ChangeDown deliberation is similar—it has a half-life:
- Active threads are crisp and valuable (fresh banh mi)
- Stale threads are soggy bread (compaction needed)
- Abandoned threads are mold (abandon file)
The wisdom is knowing when to:
- Eat (use the deliberation while fresh)
- Compost (export to VCS when stale)
- Abandon (rewrite when heat death arrives)
The banh mi revelation from our conversation:
"Do I want to go get sandwiches? Is one question. Do I want to go get banh mi? Is another always yes kind of question."
This is category error as feature.
Banh mi transcends sandwichness. It creates its own ontology:
-
Fusion by Design: French baguette (colonial infrastructure) + Vietnamese flavors (local adaptation) = something neither could create alone
-
Intentional Contrasts: Pickled daikon (sharp) + rich pork (fatty) + fresh cilantro (bright) + jalapeño (heat) + mayo (creamy). Each bite has all five dimensions.
-
Messy but Structural: A banh mi falls apart as you eat it. That's not failure—that's honest complexity. The paper wrapper catches the debris. The debris is data. The wrapper is VCS.
-
Globally Portable, Locally Specific: You can get banh mi in Paris, Saigon, or Brooklyn. Each honors the form but adapts ingredients.
ChangeDown should aspire to this—not "a better way to track changes" but "the way intent exists in files."
When someone asks:
- "Do you want to use Git?" (infrastructure question)
- "Do you want to use ChangeDown?" (craft question)
If ChangeDown succeeds, those become different questions entirely.
Git is infrastructure.

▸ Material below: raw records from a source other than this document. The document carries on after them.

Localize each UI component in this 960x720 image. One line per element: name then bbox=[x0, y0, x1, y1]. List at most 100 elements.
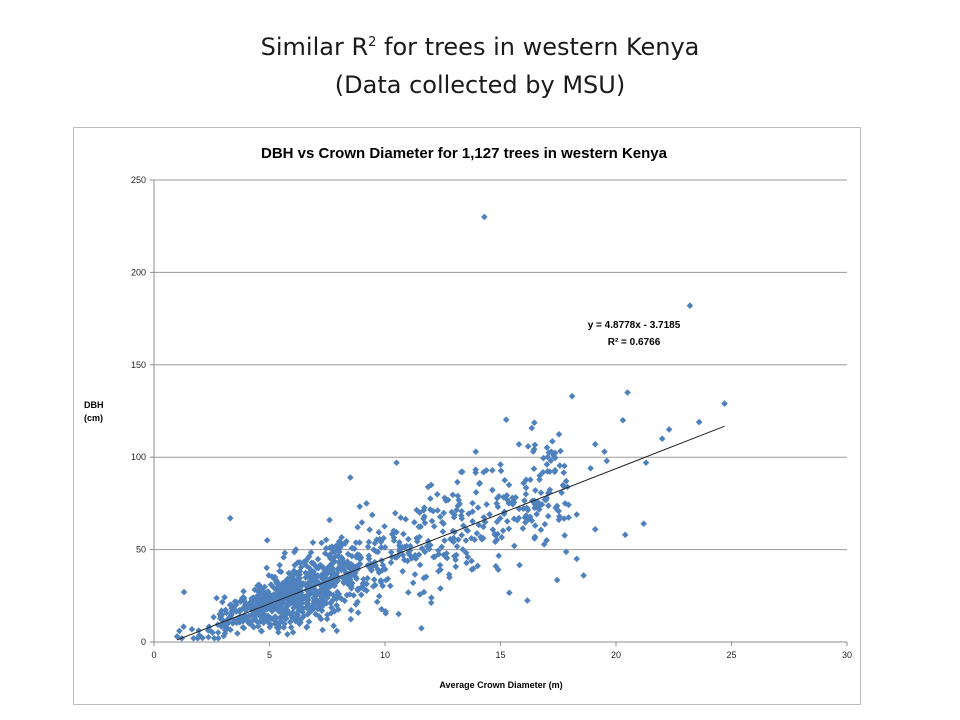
data-point bbox=[454, 492, 462, 500]
data-point bbox=[481, 213, 488, 221]
data-point bbox=[416, 509, 423, 516]
data-point bbox=[254, 582, 261, 589]
data-point bbox=[511, 542, 518, 550]
data-point bbox=[194, 635, 201, 642]
data-point bbox=[695, 418, 703, 426]
data-point bbox=[544, 512, 552, 520]
data-point bbox=[311, 572, 318, 580]
data-point bbox=[323, 615, 331, 623]
data-point bbox=[321, 550, 329, 557]
data-point bbox=[411, 519, 418, 526]
data-point bbox=[453, 506, 460, 514]
data-point bbox=[239, 614, 247, 622]
data-point bbox=[530, 445, 538, 453]
data-point bbox=[493, 536, 501, 544]
data-point bbox=[406, 551, 413, 558]
data-point bbox=[295, 606, 302, 614]
data-point bbox=[387, 548, 395, 556]
data-point bbox=[318, 539, 325, 547]
data-point bbox=[603, 457, 611, 465]
data-point bbox=[439, 528, 447, 535]
data-point bbox=[219, 598, 226, 606]
data-point bbox=[642, 459, 650, 467]
data-point bbox=[543, 461, 551, 468]
data-point bbox=[388, 553, 396, 561]
data-point bbox=[303, 623, 311, 631]
data-point bbox=[321, 580, 329, 588]
data-point bbox=[190, 635, 197, 642]
data-point bbox=[317, 572, 324, 580]
data-point bbox=[294, 559, 302, 566]
y-axis-label-line2: (cm) bbox=[84, 413, 103, 423]
data-point bbox=[309, 539, 317, 546]
data-point bbox=[180, 623, 187, 630]
data-point bbox=[489, 467, 496, 474]
data-point bbox=[276, 561, 283, 569]
data-point bbox=[298, 592, 306, 599]
data-point bbox=[450, 513, 458, 521]
data-point bbox=[332, 552, 339, 560]
data-point bbox=[337, 553, 345, 561]
chart-frame: DBH vs Crown Diameter for 1,127 trees in… bbox=[73, 127, 861, 705]
data-point bbox=[216, 610, 224, 618]
data-point bbox=[539, 468, 547, 476]
data-point bbox=[341, 561, 349, 568]
data-point bbox=[364, 574, 371, 582]
data-point bbox=[320, 569, 328, 577]
data-point bbox=[553, 576, 561, 584]
data-point bbox=[498, 533, 506, 541]
data-point bbox=[393, 459, 400, 467]
data-point bbox=[469, 499, 476, 507]
data-point bbox=[524, 597, 531, 604]
data-point bbox=[180, 588, 188, 596]
data-point bbox=[339, 574, 347, 582]
data-point bbox=[573, 555, 581, 563]
data-point bbox=[463, 559, 470, 567]
data-point bbox=[551, 454, 559, 461]
data-point bbox=[528, 424, 536, 432]
data-point bbox=[404, 557, 411, 565]
data-point bbox=[322, 544, 330, 552]
data-point bbox=[324, 611, 331, 619]
data-point bbox=[568, 392, 576, 400]
data-point bbox=[393, 553, 401, 561]
data-point bbox=[381, 543, 389, 551]
y-tick-label: 0 bbox=[141, 637, 146, 647]
data-point bbox=[296, 571, 303, 578]
data-point bbox=[427, 495, 434, 502]
data-point bbox=[280, 554, 287, 561]
data-point bbox=[458, 531, 466, 539]
trendline-equation: y = 4.8778x - 3.7185 bbox=[588, 320, 681, 331]
data-point bbox=[409, 579, 417, 587]
data-point bbox=[290, 567, 298, 575]
data-point bbox=[536, 500, 544, 508]
data-point bbox=[266, 591, 274, 599]
data-point bbox=[340, 579, 348, 587]
data-point bbox=[454, 478, 461, 486]
data-point bbox=[531, 533, 539, 541]
data-point bbox=[330, 622, 337, 630]
data-point bbox=[315, 579, 323, 587]
data-point bbox=[240, 624, 248, 632]
data-point bbox=[354, 609, 362, 616]
data-point bbox=[530, 465, 538, 473]
data-point bbox=[308, 568, 316, 575]
data-point bbox=[406, 547, 414, 554]
data-point bbox=[421, 504, 428, 511]
data-point bbox=[416, 533, 423, 541]
data-point bbox=[492, 562, 500, 570]
data-point bbox=[560, 515, 568, 522]
data-point bbox=[330, 547, 338, 555]
data-point bbox=[468, 557, 475, 565]
data-point bbox=[468, 534, 475, 542]
data-point bbox=[591, 440, 599, 448]
data-point bbox=[523, 504, 531, 512]
data-point bbox=[303, 573, 311, 581]
data-point bbox=[272, 585, 280, 593]
data-point bbox=[591, 525, 599, 533]
data-point bbox=[418, 624, 425, 632]
data-point bbox=[350, 566, 357, 573]
data-point bbox=[391, 509, 399, 517]
data-point bbox=[263, 564, 270, 572]
data-point bbox=[455, 496, 463, 504]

ChangeDown is craft.
The banh mi test: Does using ChangeDown feel like choosing between sandwiches, or like choosing to get banh mi?
If it's the latter, you've achieved escape velocity from the taxonomy.
Collaboration systems don't prevent entropy—they surf it.
ChangeDown creates temporary negentropy pockets (fresh deliberation), exports stale entropy (VCS compaction), and lets teams find their equilibrium.
The half-life of deliberation is real. The soggy bread problem is real. Heat death is inevitable.
But between those endpoints lies useful work—files that carry their intent, teams that understand their decisions, codebases that remember their reasoning.
That's worth building. Even if the Second Law eventually wins.
"The wisdom is knowing when to eat the deliberation and when to compost it."